US Evangelicals Ponder the Apocalyptic Significance of Adnan Oktar

Turkish Islamic proselytizer Adnan Oktar (also known as Harun Yahya) continues to fascinate apocalyptically-minded US evangelicals; Bob Unrah writes at WND:

A Turkish television show featured prominent Muslim and Jewish leaders agreeing on the coming end times and declaring an expectation to live in “love, peace, friendship, brotherhood, good faith, kindness.”

The Muslim participants are Oktar Babuna and Adnan Oktar, both prominent Islamic personalities. The Jews are Rabbi Yeshayahu Hollander, a member of the Sanhedrin and an associate justice on the Jerusalem Court for Issues of Bnei Noah, and Rabbi Ben Abrahamson, a historian and consultant at Jerusalem’s Rabbinical Court on matters regarding Islam.

…Walid Shoebat, a former Muslim Brotherhood activist who now is a Christian researching Islam, told WND the encounter “has prophetic significance.”

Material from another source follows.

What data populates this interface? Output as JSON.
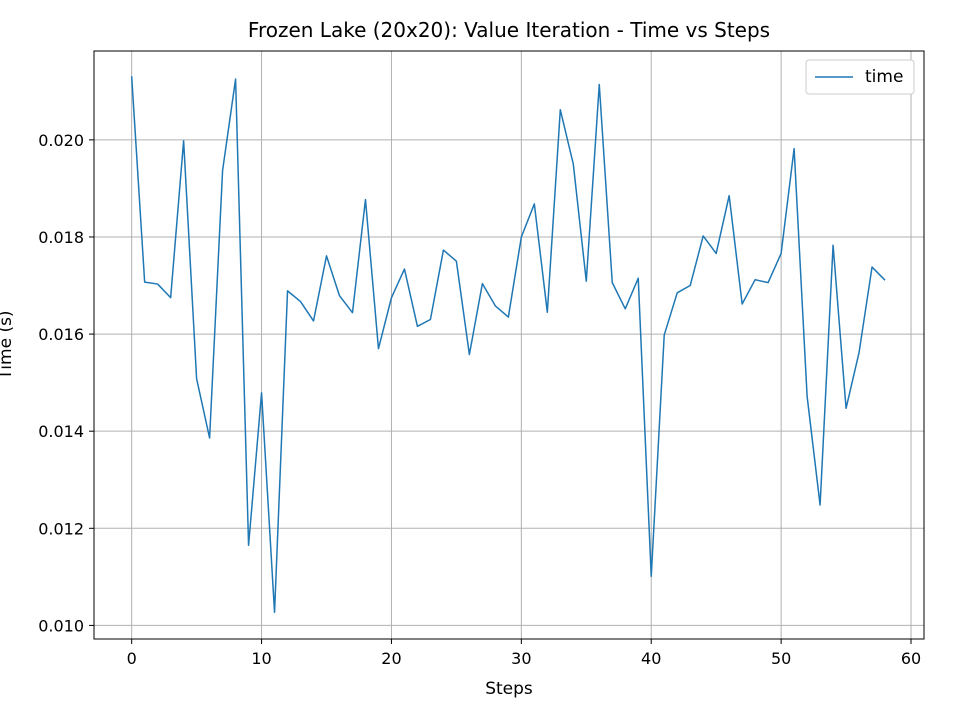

“Turkey is leading Israel into making a peace treaty, which Isaiah calls ‘a covenant with death’ (Isaiah 28:15) which will happen in Egypt (Isaiah 30:1-2),” he said. “Soon Turkey is likely to confirm the Camp David Accord, which is the main concern for Israel and its neighbor Egypt and if this happens, then we need to be looking upwards, for our redemption draweth nigh…”

Evangelical “Last Days” thinking tends to have it both ways: bellicose anti-Israel rhetoric from countries such as Iran demonstrates that prophesied conflict is inevitable; but more friendly overtures are the harbingers of a “false peace” by which Israel will make an alliance with the anti-Christ before the final conflagration. More on Shoebat – who regularly speaks at churches and conservative events – here and here.

Meanwhile, Oktar has also just had a second meeting with “Glenn Beck’s End Times Prophet” Joel Richardson. Richardson has written books (endorsed by Robert Spencer, among others) claiming that the Bible’s anti-Christ will appear in the form of the Islamic Mahdi, and Richardson seems to think that Oktar may play a special role of some sort here. In a courteous exchange on Oktar’s TV programme, Oktar explained his hope for the rebuilding of the Jewish temple, and that Jews, Christians, and Muslims will make an alliance against “atheists, Darwinists, and materialists”; Richardson talked of friendship, but urged that Oktar and his followers should follow “the Jesus of the Bible as opposed to the false Jesus of the Qur’an”.

The meeting with Sanhedrin representatives took place last November, and followed a previous conversation with other Sanhedrin figures that occurred in 2009. As I noted at the time, the Sanhedrin is self-styled, and has no official standing.

Shoebat also complains:

Whoever imagined that before Jesus’ second coming that Israel must be reestablished with its religious legal institution, the Sanhedrin, the very agency that put him on trial before a Jewish Council. Recently, the Sanhedrin, still, chose someone else besides its rightful Messiah, and have even embraced the Islamic idea, that Messiah could be the Islamic Mahdi.

This negative view of the Sanhedrin contrasts with that of Hal Lindsey, who in 2005 wrote approvingly of how the “religious sages” were talking about the rebuilding of the Temple.